All accounts are that he did wonderfully. He got a "i did great at school" ticket when he came out beaming on his first solo day and the teacher and the aide have consistently described him as doing great. Really until tonight he's been a little closed-lipped about things. He now things it's hilarious to say his teacher's name is "nothing" when you ask what it is. I'm pretty sure the smart ass humor didn't rub off from my side of the family. Now that he's been going he's describing vignettes from his day-- playing with the blocks, the rules of the playground, how lunch works, the writing center, etc. I'm hoping to keep drawing this kind of information out in dribs and drabs when he doesn't notice.
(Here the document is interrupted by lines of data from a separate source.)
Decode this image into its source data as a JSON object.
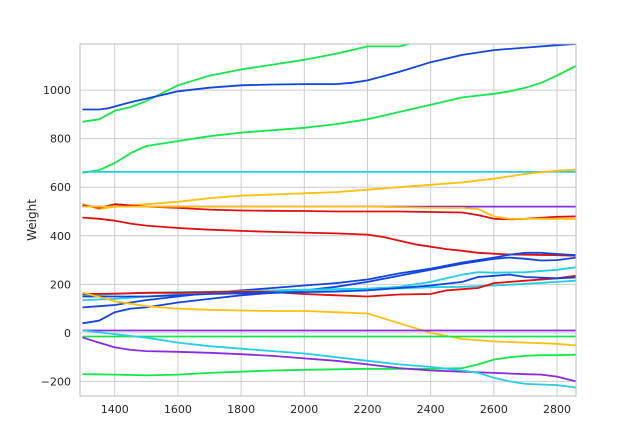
{
  "chart_data": {
    "type": "line",
    "title": "",
    "xlabel": "",
    "ylabel": "Weight",
    "xlim": [
      1290,
      2860
    ],
    "ylim": [
      -260,
      1190
    ],
    "xticks": [
      1400,
      1600,
      1800,
      2000,
      2200,
      2400,
      2600,
      2800
    ],
    "yticks": [
      -200,
      0,
      200,
      400,
      600,
      800,
      1000
    ],
    "ytick_labels": [
      "−200",
      "0",
      "200",
      "400",
      "600",
      "800",
      "1000"
    ],
    "grid": true,
    "legend": "none",
    "series": [
      {
        "color": "#12e84a",
        "x": [
          1300,
          1350,
          1400,
          1450,
          1500,
          1600,
          1700,
          1800,
          1900,
          2000,
          2100,
          2200,
          2300,
          2330
        ],
        "y": [
          870,
          880,
          915,
          930,
          955,
          1020,
          1060,
          1085,
          1105,
          1125,
          1150,
          1180,
          1180,
          1190
        ]
      },
      {
        "color": "#1245e0",
        "x": [
          1300,
          1350,
          1380,
          1420,
          1450,
          1500,
          1550,
          1600,
          1700,
          1800,
          1900,
          2000,
          2100,
          2150,
          2200,
          2300,
          2400,
          2500,
          2600,
          2700,
          2800,
          2860
        ],
        "y": [
          920,
          920,
          925,
          940,
          950,
          965,
          980,
          995,
          1010,
          1020,
          1023,
          1025,
          1025,
          1030,
          1040,
          1075,
          1115,
          1145,
          1165,
          1175,
          1185,
          1190
        ]
      },
      {
        "color": "#12e84a",
        "x": [
          1300,
          1350,
          1400,
          1450,
          1500,
          1600,
          1700,
          1800,
          1900,
          2000,
          2100,
          2200,
          2300,
          2400,
          2500,
          2600,
          2650,
          2700,
          2750,
          2800,
          2860
        ],
        "y": [
          660,
          670,
          700,
          740,
          770,
          790,
          810,
          825,
          835,
          845,
          860,
          880,
          910,
          940,
          970,
          985,
          995,
          1010,
          1030,
          1060,
          1100
        ]
      },
      {
        "color": "#22cee8",
        "x": [
          1300,
          2860
        ],
        "y": [
          663,
          663
        ]
      },
      {
        "color": "#ffc010",
        "x": [
          1300,
          1350,
          1400,
          1450,
          1500,
          1600,
          1700,
          1800,
          1900,
          2000,
          2100,
          2200,
          2300,
          2400,
          2500,
          2600,
          2700,
          2800,
          2860
        ],
        "y": [
          530,
          510,
          520,
          525,
          530,
          540,
          555,
          565,
          570,
          575,
          580,
          590,
          600,
          610,
          620,
          635,
          655,
          668,
          672
        ]
      },
      {
        "color": "#8a2be2",
        "x": [
          1300,
          2860
        ],
        "y": [
          520,
          520
        ]
      },
      {
        "color": "#e01010",
        "x": [
          1300,
          1350,
          1400,
          1450,
          1500,
          1600,
          1700,
          1800,
          1900,
          2000,
          2100,
          2200,
          2300,
          2400,
          2500,
          2550,
          2600,
          2650,
          2700,
          2750,
          2800,
          2860
        ],
        "y": [
          525,
          515,
          530,
          525,
          520,
          515,
          508,
          504,
          503,
          502,
          500,
          500,
          500,
          498,
          496,
          485,
          470,
          468,
          470,
          474,
          478,
          480
        ]
      },
      {
        "color": "#ffc010",
        "x": [
          1300,
          1400,
          1500,
          1600,
          1700,
          1800,
          1900,
          2000,
          2100,
          2200,
          2300,
          2400,
          2500,
          2550,
          2600,
          2650,
          2700,
          2860
        ],
        "y": [
          520,
          520,
          520,
          520,
          520,
          520,
          520,
          520,
          520,
          520,
          518,
          515,
          515,
          510,
          480,
          470,
          470,
          470
        ]
      },
      {
        "color": "#e01010",
        "x": [
          1300,
          1350,
          1400,
          1450,
          1500,
          1600,
          1700,
          1800,
          1900,
          2000,
          2100,
          2200,
          2250,
          2300,
          2350,
          2400,
          2450,
          2500,
          2550,
          2600,
          2650,
          2700,
          2800,
          2860
        ],
        "y": [
          475,
          470,
          462,
          450,
          442,
          432,
          425,
          420,
          416,
          413,
          410,
          405,
          395,
          380,
          365,
          355,
          345,
          338,
          330,
          326,
          323,
          322,
          320,
          318
        ]
      },
      {
        "color": "#1245e0",
        "x": [
          1300,
          1350,
          1400,
          1450,
          1500,
          1600,
          1700,
          1800,
          1900,
          2000,
          2100,
          2200,
          2300,
          2400,
          2500,
          2600,
          2650,
          2700,
          2750,
          2800,
          2860
        ],
        "y": [
          105,
          110,
          115,
          125,
          135,
          150,
          165,
          175,
          185,
          195,
          205,
          220,
          245,
          265,
          290,
          310,
          322,
          330,
          330,
          325,
          320
        ]
      },
      {
        "color": "#1245e0",
        "x": [
          1300,
          1350,
          1400,
          1450,
          1500,
          1600,
          1700,
          1800,
          1900,
          2000,
          2100,
          2200,
          2300,
          2400,
          2500,
          2600,
          2650,
          2700,
          2750,
          2800,
          2860
        ],
        "y": [
          40,
          50,
          85,
          100,
          105,
          125,
          140,
          155,
          165,
          175,
          190,
          210,
          235,
          260,
          285,
          305,
          310,
          305,
          298,
          300,
          310
        ]
      },
      {
        "color": "#22cee8",
        "x": [
          1300,
          1400,
          1500,
          1600,
          1700,
          1800,
          1900,
          2000,
          2100,
          2200,
          2300,
          2400,
          2500,
          2550,
          2600,
          2700,
          2800,
          2860
        ],
        "y": [
          135,
          140,
          150,
          158,
          165,
          170,
          175,
          178,
          180,
          182,
          190,
          210,
          240,
          250,
          248,
          250,
          260,
          270
        ]
      },
      {
        "color": "#22cee8",
        "x": [
          1300,
          1400,
          1500,
          1600,
          1700,
          1800,
          1900,
          2000,
          2100,
          2200,
          2300,
          2400,
          2500,
          2600,
          2650,
          2700,
          2800,
          2860
        ],
        "y": [
          155,
          160,
          165,
          168,
          170,
          172,
          174,
          176,
          178,
          180,
          183,
          188,
          190,
          195,
          198,
          202,
          210,
          215
        ]
      },
      {
        "color": "#e01010",
        "x": [
          1300,
          1400,
          1500,
          1600,
          1700,
          1800,
          1900,
          2000,
          2100,
          2200,
          2300,
          2400,
          2450,
          2500,
          2550,
          2600,
          2700,
          2800,
          2860
        ],
        "y": [
          160,
          162,
          165,
          165,
          168,
          170,
          168,
          160,
          155,
          150,
          158,
          160,
          175,
          180,
          185,
          205,
          215,
          225,
          235
        ]
      },
      {
        "color": "#1245e0",
        "x": [
          1300,
          1400,
          1500,
          1600,
          1700,
          1800,
          1900,
          2000,
          2100,
          2200,
          2300,
          2400,
          2500,
          2550,
          2600,
          2650,
          2700,
          2800,
          2860
        ],
        "y": [
          150,
          150,
          150,
          155,
          160,
          163,
          165,
          168,
          170,
          175,
          185,
          195,
          210,
          230,
          235,
          240,
          230,
          225,
          228
        ]
      },
      {
        "color": "#ffc010",
        "x": [
          1300,
          1400,
          1500,
          1600,
          1700,
          1800,
          1900,
          2000,
          2100,
          2200,
          2300,
          2400,
          2500,
          2600,
          2700,
          2800,
          2860
        ],
        "y": [
          165,
          130,
          110,
          100,
          95,
          92,
          90,
          90,
          85,
          80,
          40,
          0,
          -25,
          -35,
          -40,
          -45,
          -52
        ]
      },
      {
        "color": "#8a2be2",
        "x": [
          1300,
          2860
        ],
        "y": [
          10,
          10
        ]
      },
      {
        "color": "#12e84a",
        "x": [
          1300,
          2860
        ],
        "y": [
          -15,
          -15
        ]
      },
      {
        "color": "#12e84a",
        "x": [
          1300,
          1400,
          1500,
          1600,
          1700,
          1800,
          1900,
          2000,
          2100,
          2200,
          2300,
          2400,
          2500,
          2550,
          2600,
          2650,
          2700,
          2750,
          2800,
          2860
        ],
        "y": [
          -170,
          -172,
          -175,
          -172,
          -165,
          -160,
          -155,
          -152,
          -150,
          -148,
          -148,
          -148,
          -145,
          -130,
          -110,
          -100,
          -95,
          -92,
          -92,
          -90
        ]
      },
      {
        "color": "#8a2be2",
        "x": [
          1300,
          1350,
          1400,
          1450,
          1500,
          1600,
          1700,
          1800,
          1900,
          2000,
          2100,
          2200,
          2300,
          2400,
          2500,
          2600,
          2700,
          2750,
          2800,
          2860
        ],
        "y": [
          -20,
          -40,
          -60,
          -70,
          -75,
          -78,
          -82,
          -88,
          -95,
          -105,
          -115,
          -130,
          -145,
          -155,
          -160,
          -165,
          -170,
          -172,
          -180,
          -200
        ]
      },
      {
        "color": "#22cee8",
        "x": [
          1300,
          1400,
          1500,
          1600,
          1700,
          1800,
          1900,
          2000,
          2100,
          2200,
          2300,
          2400,
          2500,
          2550,
          2600,
          2650,
          2700,
          2800,
          2860
        ],
        "y": [
          10,
          -5,
          -20,
          -40,
          -55,
          -65,
          -75,
          -85,
          -100,
          -115,
          -130,
          -140,
          -155,
          -165,
          -185,
          -200,
          -210,
          -215,
          -225
        ]
      }
    ]
  }
}
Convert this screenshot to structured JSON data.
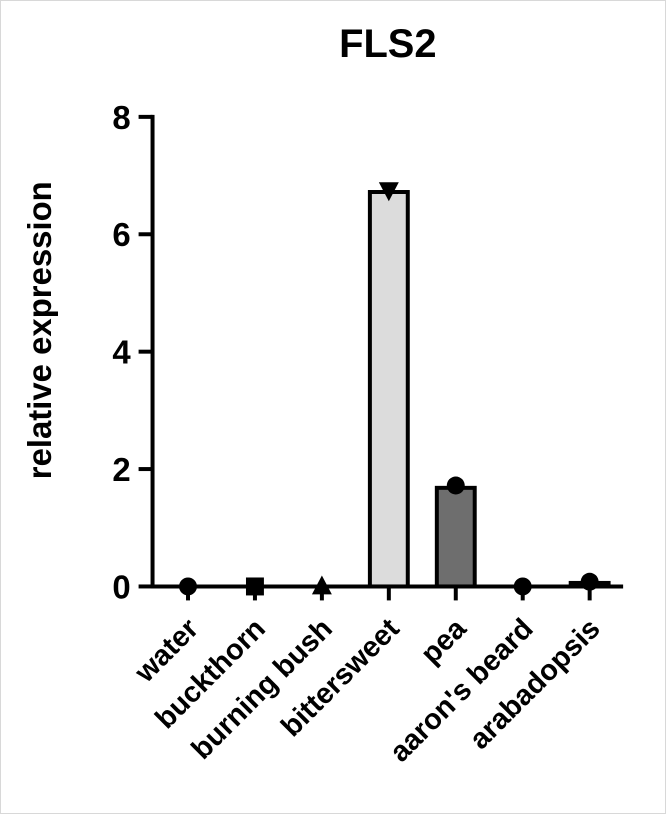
{
  "chart_data": {
    "type": "bar",
    "title": "FLS2",
    "xlabel": "",
    "ylabel": "relative expression",
    "ylim": [
      0,
      8
    ],
    "yticks": [
      0,
      2,
      4,
      6,
      8
    ],
    "grid": false,
    "categories": [
      "water",
      "buckthorn",
      "burning bush",
      "bittersweet",
      "pea",
      "aaron's beard",
      "arabadopsis"
    ],
    "values": [
      0,
      0,
      0,
      6.72,
      1.68,
      0,
      0.06
    ],
    "points": [
      0,
      0,
      0,
      6.75,
      1.72,
      0,
      0.08
    ],
    "markers": [
      "circle",
      "square",
      "triangle-up",
      "triangle-down",
      "circle",
      "circle",
      "circle"
    ],
    "bar_colors": [
      "#ffffff",
      "#ffffff",
      "#ffffff",
      "#dcdcdc",
      "#6e6e6e",
      "#ffffff",
      "#ffffff"
    ]
  }
}
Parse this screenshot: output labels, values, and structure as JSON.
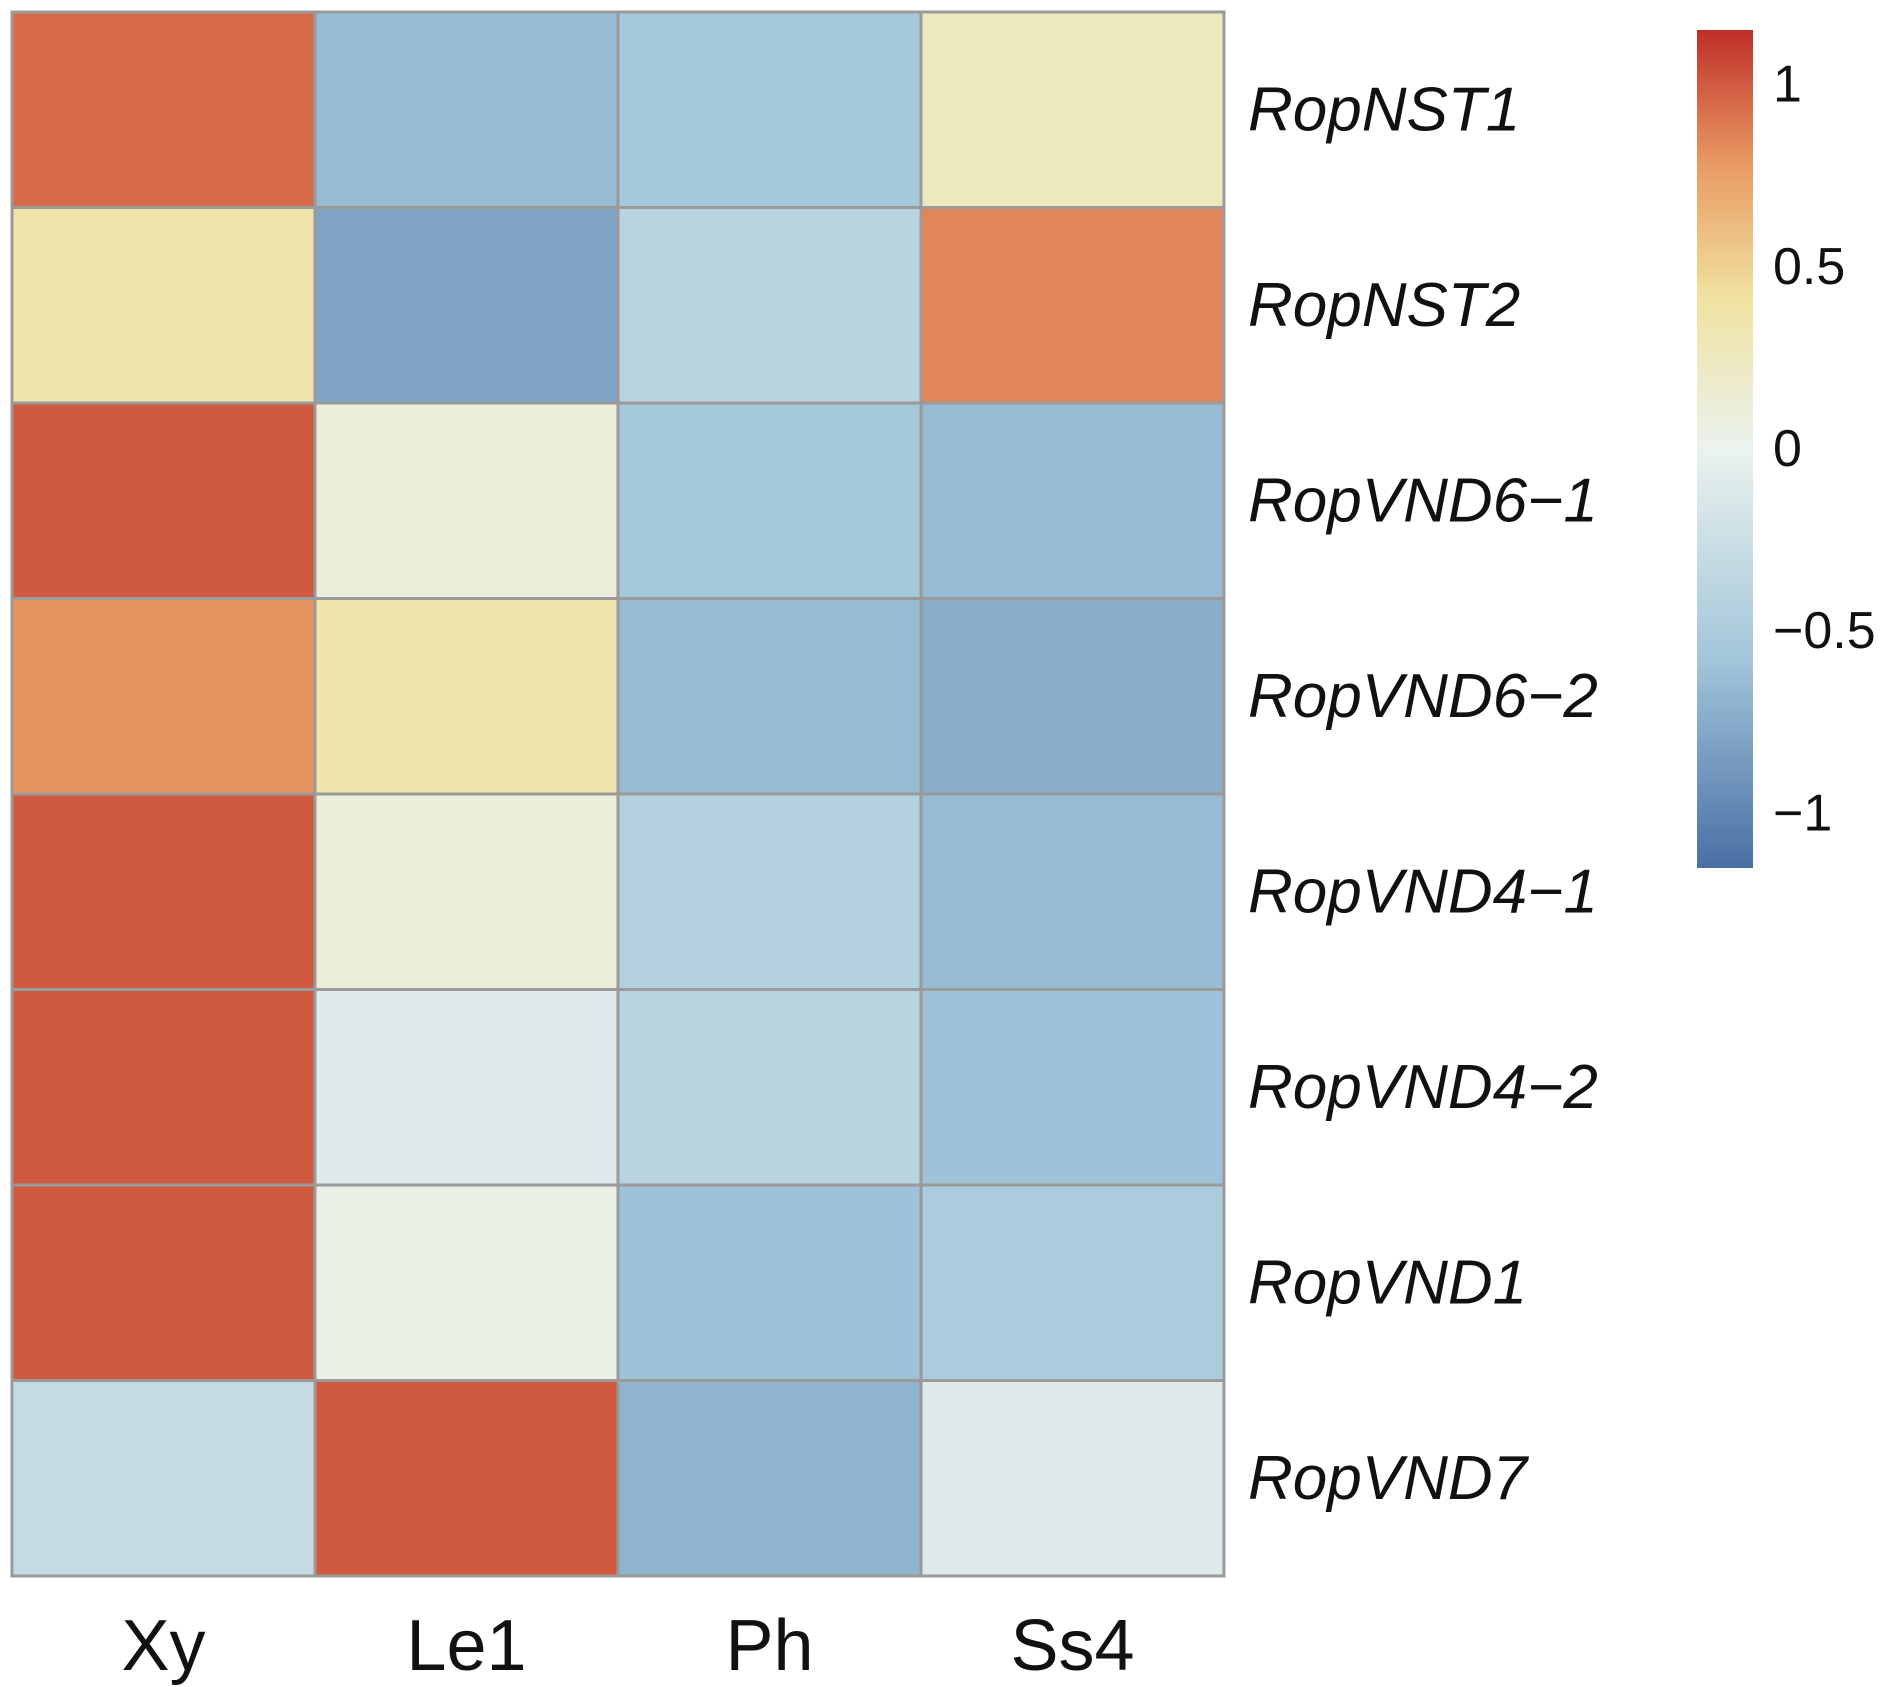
{
  "chart_data": {
    "type": "heatmap",
    "title": "",
    "columns": [
      "Xy",
      "Le1",
      "Ph",
      "Ss4"
    ],
    "rows": [
      "RopNST1",
      "RopNST2",
      "RopVND6−1",
      "RopVND6−2",
      "RopVND4−1",
      "RopVND4−2",
      "RopVND1",
      "RopVND7"
    ],
    "values": [
      [
        0.95,
        -0.65,
        -0.55,
        0.25
      ],
      [
        0.35,
        -0.8,
        -0.4,
        0.85
      ],
      [
        1.0,
        0.1,
        -0.55,
        -0.65
      ],
      [
        0.8,
        0.35,
        -0.65,
        -0.75
      ],
      [
        1.0,
        0.1,
        -0.45,
        -0.65
      ],
      [
        1.0,
        -0.1,
        -0.4,
        -0.6
      ],
      [
        1.0,
        0.05,
        -0.6,
        -0.5
      ],
      [
        -0.3,
        1.0,
        -0.7,
        -0.1
      ]
    ],
    "colorbar": {
      "range": [
        -1.15,
        1.15
      ],
      "ticks": [
        1,
        0.5,
        0,
        -0.5,
        -1
      ],
      "tick_labels": [
        "1",
        "0.5",
        "0",
        "−0.5",
        "−1"
      ],
      "colors": [
        "#4a6fa5",
        "#a3c6da",
        "#eaf2ee",
        "#f0e2a0",
        "#e99a63",
        "#bf2e28"
      ]
    },
    "grid_color": "#9a9a9a"
  }
}
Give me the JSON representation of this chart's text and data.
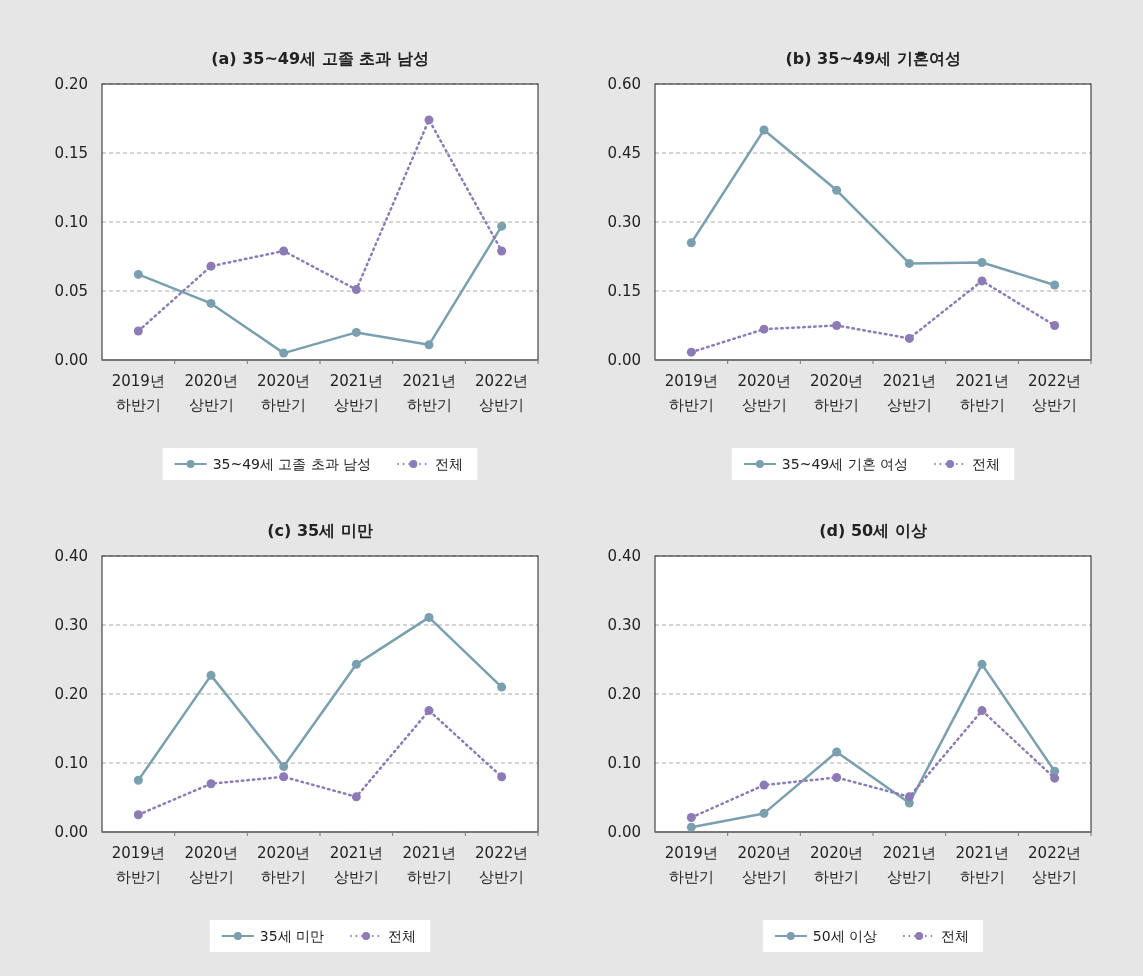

And after the last post, i'd be remiss in explaining that Silas has taken the whole transition in stride. I wasn't sure how he'd feel about Henry heading off to preschool but i think the fact that Silas is just continuing on *his* own routine and Henry comes and joins him later hasn't rocked his world too much!


Silas and the terrible, horrible, no-good, rotten tantrums

I've been thinking about this post for awhile and yet the idea of sitting down to really dig into my son's tantrums, meltdowns and fits of rage seems to keep losing out to things like, organizing the basement (last night) pulling weeds (nap-time) or searching etsy (all the time!) But before the Henry preschool posts get going (which i promise will be coming soon), i did want to write about Silas and the difficult phase we're going through with him. At first i was going to say so i could remember it, but really it's more so when my friends with younger kids ask me about this type of behavior, i can look back, compare their descriptions with mine and assure them their children are not baboons.

Silas has been lodged in this phase for at least a few months. It's hard to pinpoint the exact start because since he entered toddler-hood, it was apparent he was stubborn and tenacious-- definitely not one to handle with the trusty distraction technique. As he's moved further and further into the twos he's gotten more difficult. He wants what he wants now, and he just melts down if he doesn't get it. He also really, really wants something and then when he gets it he doesn't want THAT and he can't believe you would torture him by taking him to the shower park which he's been dying to go to because now he really, really, really wants to go to the pocket park.

In addition to how easily upset (let's be honest, enraged) he gets, he's also really shy and wary of new people and new routines and just new stuff overall. So he needs to be with Mom pretty much all the time and will meltdown into one of said freak-outs if say, Dad should deign to try to change his diaper.

When we were at the beach obviously everything was new, and even by the time it wasn't new, his meltdowns were reaching a crescendo. It was difficult but also completely and totally exhausting. There were days i didn't have one drop left of patience, or new ideas, or discipline left to give. I think it was probably a lot of little things, he wasn't getting quite the full sleep he needed, he was off his routine, and he's 2. But it did make parts of the vacation really difficult.

Thankfully he's eased off a bit since we've been back. He still gets upset easily and can throw a tantrum with the best of them, but they tend to be more manageable. Unfortunately as some of the meltdowns have subsided we are now moving into another difficult phase of limit testing, hitting and general misbehavior. This one is going to require some new learning on my part because as opposed to Henry, who tested bounds as if he knew it was part of his developmental curve, Silas tests boundaries with absolute and unfettered glee. It's a little worrisome how much his eyes twinkle when he's doing something he shouldn't be. Hmm, makes me think i need to go check out some books on two-year old unruly children. Any suggestions and i'm all ears!